According to a recent report from Trulia.com, it is tempting to many sellers to take a few percentage points onto the price of their home to “leave room to negotiate.” This temptation should be avoided, let’s take a look at the seven deadly sins of overpricing:
- Appraisal Problems: Even if you do find a buyer willing to pay an inflated price, the fact is over 90% of buyers use some kind of financing to pay for their home purchase. If your home won’t appraise for the purchase pric,e the sale will likey fail.
- No Showings: Today’s sophisticated home buyers are well elected about the real estate market. If your home is overpriced they won’t bother looking at it, let alone make you an offer.
- Branding Problems: When a new listing hits the market, eery agent quickly check the property out to see if it’s a good fit for their clients. If your home is branded as “overpriced”, reigniting interest may take drastic measures.
- Selling the Competition: Overpricing helps your competition. How? You make their lower prices seem like bargains. Nothing is worse than watching your neighbors put up a sold sign.
- Stagnation: The longer your home sits on the market, the more likely it is to become stigmatized or stale. Have you ever seen a property that seems to be perpetually for sale?
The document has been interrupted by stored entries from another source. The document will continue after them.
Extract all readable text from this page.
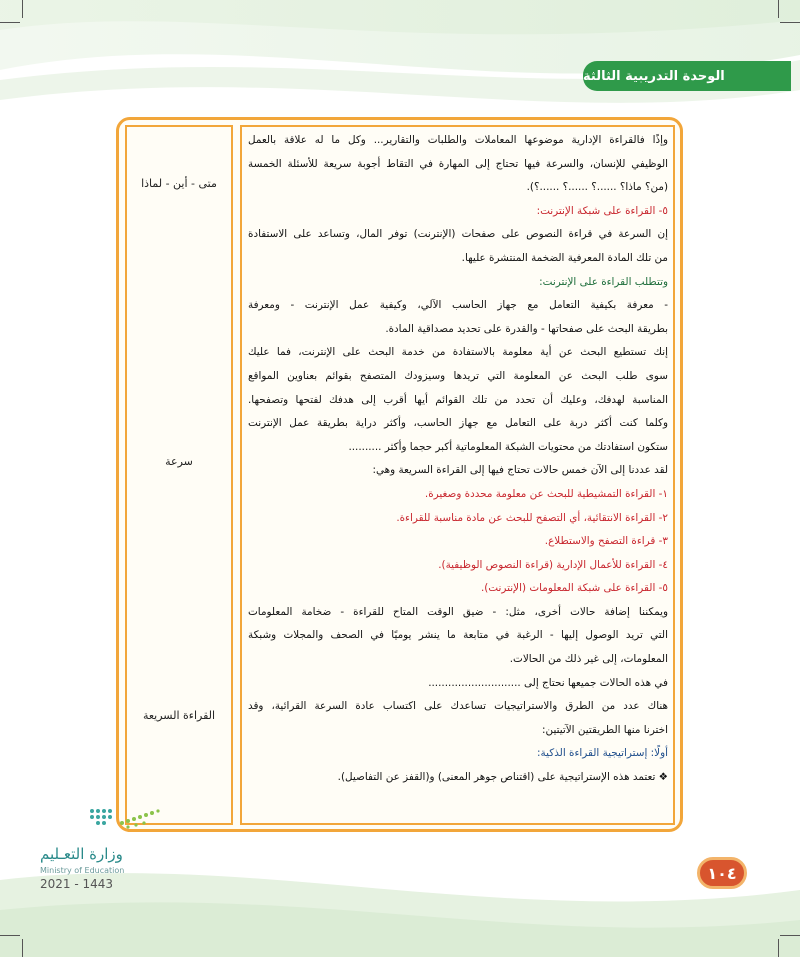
الوحدة التدريبية الثالثة
متى - أين - لماذا
سرعة
القراءة السريعة
وإذًا فالقراءة الإدارية موضوعها المعاملات والطلبات والتقارير... وكل ما له علاقة بالعمل
الوظيفي للإنسان، والسرعة فيها تحتاج إلى المهارة في التقاط أجوبة سريعة للأسئلة الخمسة
(من؟ ماذا؟ ......؟ ......؟ ......؟).
٥- القراءة على شبكة الإنترنت:
إن السرعة في قراءة النصوص على صفحات (الإنترنت) توفر المال، وتساعد على الاستفادة
من تلك المادة المعرفية الضخمة المنتشرة عليها.
وتتطلب القراءة على الإنترنت:
- معرفة بكيفية التعامل مع جهاز الحاسب الآلي، وكيفية عمل الإنترنت - ومعرفة
بطريقة البحث على صفحاتها - والقدرة على تحديد مصداقية المادة.
إنك تستطيع البحث عن أية معلومة بالاستفادة من خدمة البحث على الإنترنت، فما عليك
سوى طلب البحث عن المعلومة التي تريدها وسيزودك المتصفح بقوائم بعناوين المواقع
المناسبة لهدفك، وعليك أن تحدد من تلك القوائم أيها أقرب إلى هدفك لفتحها وتصفحها.
وكلما كنت أكثر دربة على التعامل مع جهاز الحاسب، وأكثر دراية بطريقة عمل الإنترنت
ستكون استفادتك من محتويات الشبكة المعلوماتية أكبر حجما وأكثر ..........
لقد عددنا إلى الآن خمس حالات تحتاج فيها إلى القراءة السريعة وهي:
١- القراءة التمشيطية للبحث عن معلومة محددة وصغيرة.
٢- القراءة الانتقائية، أي التصفح للبحث عن مادة مناسبة للقراءة.
٣- قراءة التصفح والاستطلاع.
٤- القراءة للأعمال الإدارية (قراءة النصوص الوظيفية).
٥- القراءة على شبكة المعلومات (الإنترنت).
ويمكننا إضافة حالات أخرى، مثل: - ضيق الوقت المتاح للقراءة - ضخامة المعلومات
التي تريد الوصول إليها - الرغبة في متابعة ما ينشر يوميًا في الصحف والمجلات وشبكة
المعلومات، إلى غير ذلك من الحالات.
في هذه الحالات جميعها نحتاج إلى ............................
هناك عدد من الطرق والاستراتيجيات تساعدك على اكتساب عادة السرعة القرائية، وقد
اخترنا منها الطريقتين الآتيتين:
أولًا: إستراتيجية القراءة الذكية:
❖ تعتمد هذه الإستراتيجية على (اقتناص جوهر المعنى) و(القفز عن التفاصيل).
وزارة التعـليم
Ministry of Education
2021 - 1443
١٠٤
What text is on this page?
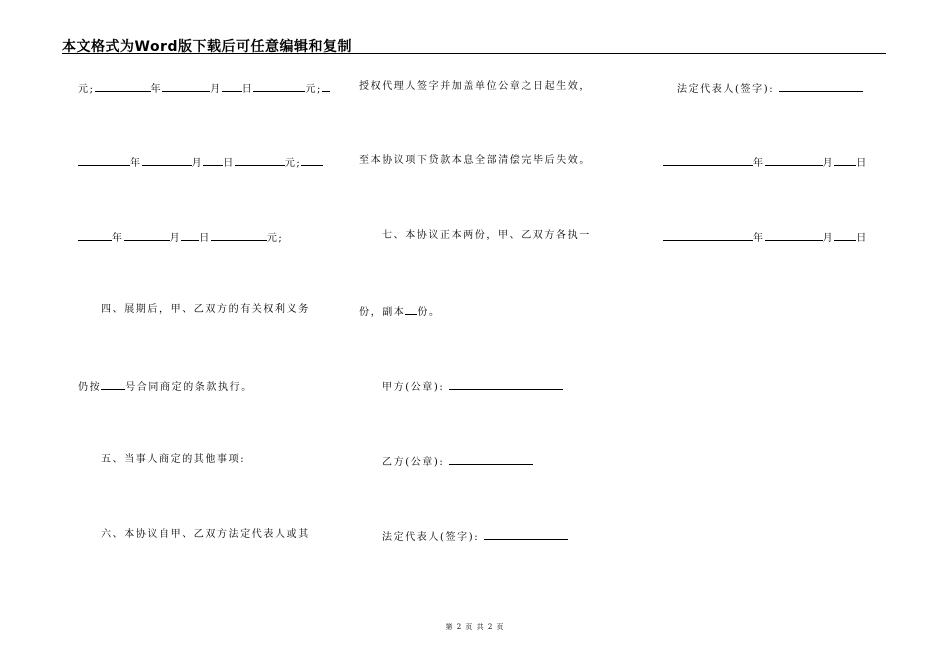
本文格式为Word版下载后可任意编辑和复制
元;	年	月 日	元;
年	月 日	元;
年	月 日	元;
四、展期后，甲、乙双方的有关权利义务
仍按 号合同商定的条款执行。
五、当事人商定的其他事项:
六、本协议自甲、乙双方法定代表人或其
授权代理人签字并加盖单位公章之日起生效，
至本协议项下贷款本息全部清偿完毕后失效。
七、本协议正本两份，甲、乙双方各执一
份，副本 份。
甲方(公章):
乙方(公章):
法定代表人(签字):
法定代表人(签字):
年	月 日
年	月 日
第 2 页 共 2 页
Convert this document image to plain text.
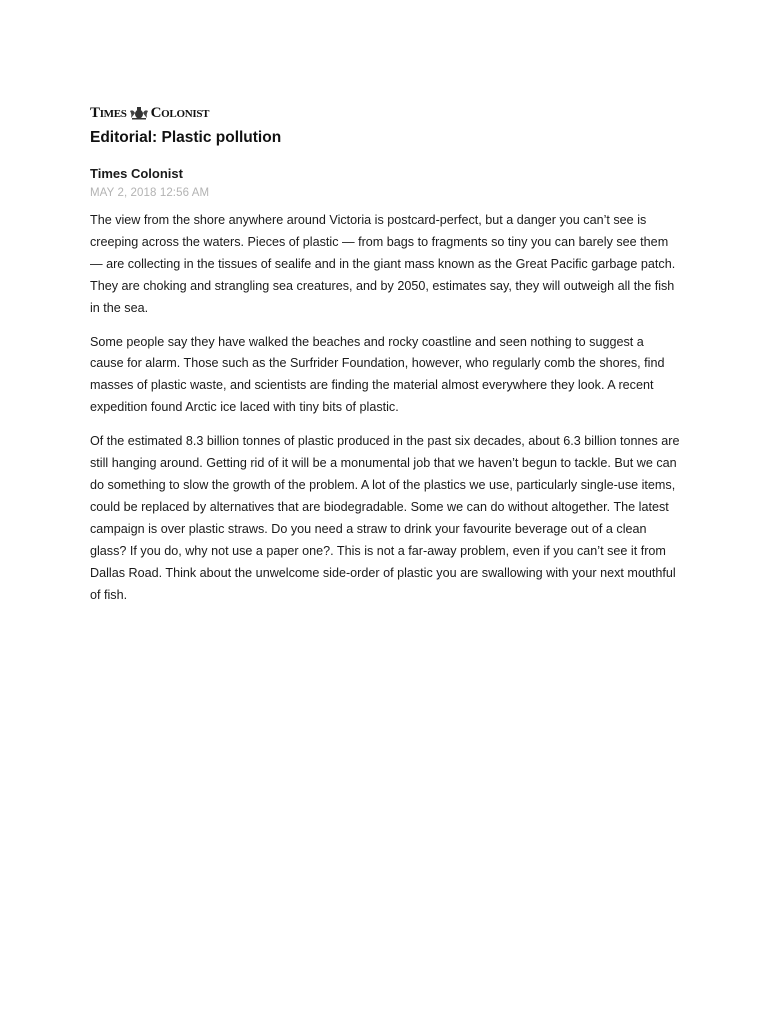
Times Colonist
Editorial: Plastic pollution
Times Colonist
MAY 2, 2018 12:56 AM

The view from the shore anywhere around Victoria is postcard-perfect, but a danger you can’t see is creeping across the waters. Pieces of plastic — from bags to fragments so tiny you can barely see them — are collecting in the tissues of sealife and in the giant mass known as the Great Pacific garbage patch. They are choking and strangling sea creatures, and by 2050, estimates say, they will outweigh all the fish in the sea.

Some people say they have walked the beaches and rocky coastline and seen nothing to suggest a cause for alarm. Those such as the Surfrider Foundation, however, who regularly comb the shores, find masses of plastic waste, and scientists are finding the material almost everywhere they look. A recent expedition found Arctic ice laced with tiny bits of plastic.

Of the estimated 8.3 billion tonnes of plastic produced in the past six decades, about 6.3 billion tonnes are still hanging around. Getting rid of it will be a monumental job that we haven’t begun to tackle. But we can do something to slow the growth of the problem. A lot of the plastics we use, particularly single-use items, could be replaced by alternatives that are biodegradable. Some we can do without altogether. The latest campaign is over plastic straws. Do you need a straw to drink your favourite beverage out of a clean glass? If you do, why not use a paper one?. This is not a far-away problem, even if you can’t see it from Dallas Road. Think about the unwelcome side-order of plastic you are swallowing with your next mouthful of fish.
Do you ever wonder – What’s wrong with that house?
- Tougher Negotiations: Buyers who do view your home may negotiate harder because the home has been on the market for a longer period of time and because it is overpriced compared to the competition.
- Lost Opportunites: You will lose a percentage of buyers who are outside of your price point. These are buyers who are looking in the price range that the home will eventually sell for but don’t see the home because the price is above their pre-set budget.
Most buyers look at 10 -15 homes before making a buying decision. Because of this, setting a competitive price relative to the competition is an essential component to a successful marketing strategy.